The serving temperature is a fundamental element for tasting and appreciating wine.
Before continuing, there is an important clarification to be made: a too cold temperature will tend to strengthen the acidity and bitterness of the wine, moreover a too cold wine will give off few aromas. Conversely, too high a temperature will have a strong impact on the aroma of the wine and increase the sensation of alcohol.
What serving temperature for white wines?
- Dry, lively and fresh white wines characterized by good acidity (e.g. Sauvignon) should be served at a temperature of 9° - 12°.

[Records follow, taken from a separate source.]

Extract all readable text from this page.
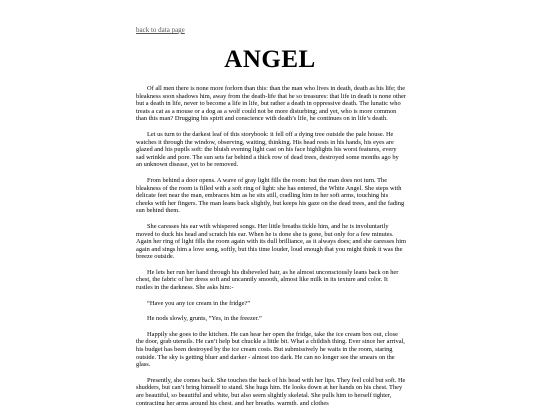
back to data page
ANGEL

Of all men there is none more forlorn than this: than the man who lives in death, death as his life; the bleakness soon shadows him, away from the death-life that he so treasures: that life in death is none other but a death in life, never to become a life in life, but rather a death in oppressive death. The lunatic who treats a cat as a mouse or a dog as a wolf could not be more disturbing; and yet, who is more common than this man? Drugging his spirit and conscience with death’s life, he continues on in life’s death.

Let us turn to the darkest leaf of this storybook: it fell off a dying tree outside the pale house. He watches it through the window, observing, waiting, thinking. His head rests in his hands, his eyes are glazed and his pupils soft: the bluish evening light cast on his face highlights his worst features, every sad wrinkle and pore. The sun sets far behind a thick row of dead trees, destroyed some months ago by an unknown disease, yet to be removed.

From behind a door opens. A wave of gray light fills the room: but the man does not turn. The bleakness of the room is filled with a soft ring of light: she has entered, the White Angel. She steps with delicate feet near the man, embraces him as he sits still, cradling him in her soft arms, touching his cheeks with her fingers. The man leans back slightly, but keeps his gaze on the dead trees, and the fading sun behind them.

She caresses his ear with whispered songs. Her little breaths tickle him, and he is involuntarily moved to duck his head and scratch his ear. When he is done she is gone, but only for a few minutes. Again her ring of light fills the room again with its dull brilliance, as it always does; and she caresses him again and sings him a love song, softly, but this time louder, loud enough that you might think it was the breeze outside.

He lets her run her hand through his disheveled hair, as he almost unconsciously leans back on her chest, the fabric of her dress soft and uncannily smooth, almost like milk in its texture and color. It rustles in the darkness. She asks him:-

“Have you any ice cream in the fridge?”

He nods slowly, grunts, “Yes, in the freezer.”

Happily she goes to the kitchen. He can hear her open the fridge, take the ice cream box out, close the door, grab utensils. He can’t help but chuckle a little bit. What a childish thing. Ever since her arrival, his budget has been destroyed by the ice cream costs. But submissively he waits in the room, staring outside. The sky is getting bluer and darker - almost too dark. He can no longer see the smears on the glass.

Presently, she comes back. She touches the back of his head with her lips. They feel cold but soft. He shudders, but can’t bring himself to stand. She hugs him. He looks down at her hands on his chest. They are beautiful, so beautiful and white, but also seem slightly skeletal. She pulls him to herself tighter, contracting her arms around his chest, and her breaths, warmth, and clothes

- The opulent and rather daring white wines (e.g. Chardonnay) should be served at a temperature of 11° - 13°.
For great wines or wines with greater maturity, a few degrees more is preferable.
What serving temperature for red wines?
- The fruity and light red wines should be served at a temperature of 15° - 16°
- Some like them fresher, especially for young and easily accessible wines (between 13° and 14°).

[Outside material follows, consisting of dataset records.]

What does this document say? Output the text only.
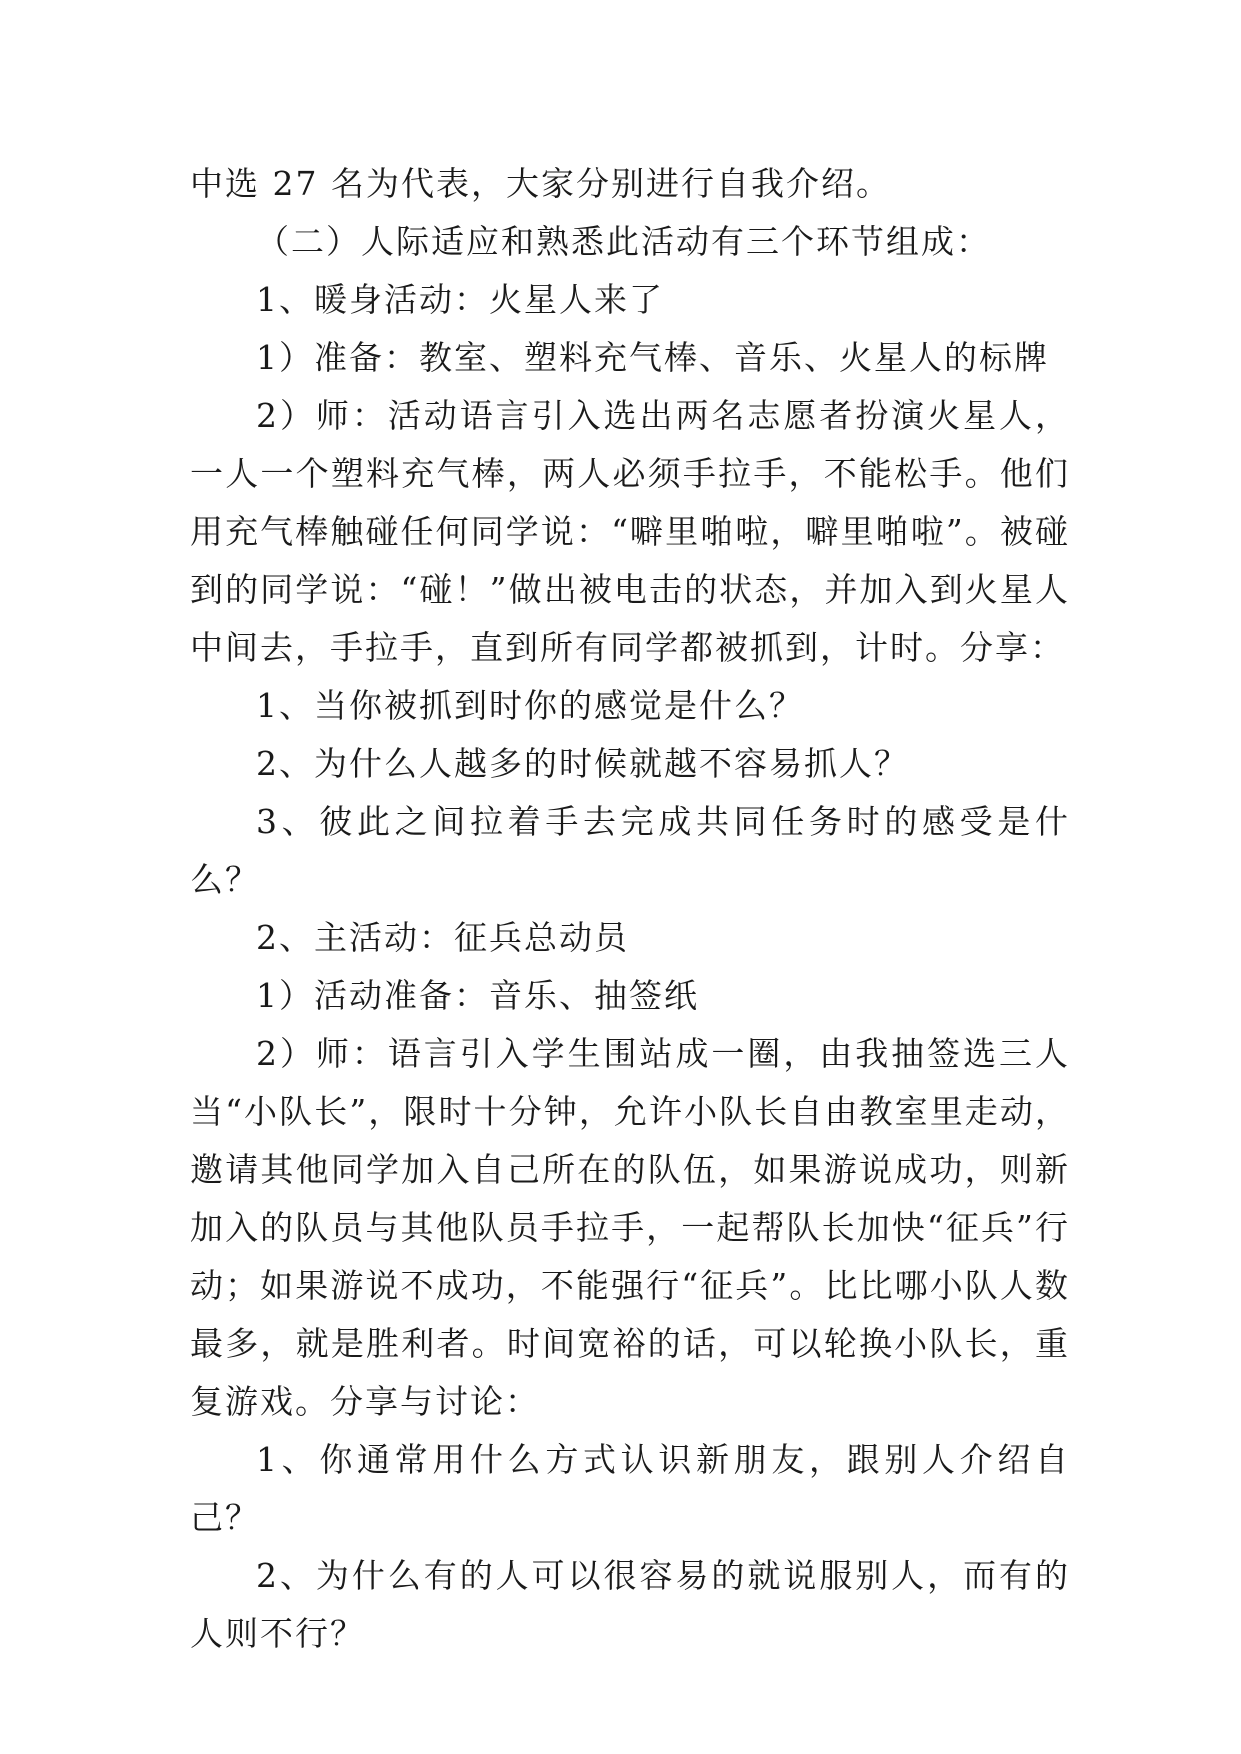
中选 27 名为代表，大家分别进行自我介绍。

（二）人际适应和熟悉此活动有三个环节组成：

1、暖身活动：火星人来了

1）准备：教室、塑料充气棒、音乐、火星人的标牌

2）师：活动语言引入选出两名志愿者扮演火星人，一人一个塑料充气棒，两人必须手拉手，不能松手。他们用充气棒触碰任何同学说：“噼里啪啦，噼里啪啦”。被碰到的同学说：“碰！”做出被电击的状态，并加入到火星人中间去，手拉手，直到所有同学都被抓到，计时。分享：

1、当你被抓到时你的感觉是什么？

2、为什么人越多的时候就越不容易抓人？

3、彼此之间拉着手去完成共同任务时的感受是什么？

2、主活动：征兵总动员

1）活动准备：音乐、抽签纸

2）师：语言引入学生围站成一圈，由我抽签选三人当“小队长”，限时十分钟，允许小队长自由教室里走动，邀请其他同学加入自己所在的队伍，如果游说成功，则新加入的队员与其他队员手拉手，一起帮队长加快“征兵”行动；如果游说不成功，不能强行“征兵”。比比哪小队人数最多，就是胜利者。时间宽裕的话，可以轮换小队长，重复游戏。分享与讨论：

1、你通常用什么方式认识新朋友，跟别人介绍自己？

2、为什么有的人可以很容易的就说服别人，而有的人则不行？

- Powerful red wines should be served at a temperature of 16° - 17°.
For great wines or wines with greater maturity, we favor a few more degrees without ever going beyond 19°.
What serving temperature for rosé wines?
There are multiple types of rosé wines. We will distinguish here the so-called aperitif rosés and meal rosés.
- Aperitif rosés should be served at a temperature of 8° - 10°.
- The table rosés should be served at a temperature of 9° - 11°.
What serving temperature for Champagne?
For a savory, lively and fresh aperitif, Champagne must be served at 7° - 10°.
For more moderate Champagnes or great vintages, the recommended temperature is 11° - 13°.
What serving temperature for the other wines?
For liqueur or sweet wines , the ideal serving temperature will be between 8° and 13° depending on the type of wine chosen and the moment of consumption (the increasingly cooler wines will be served as an aperitif).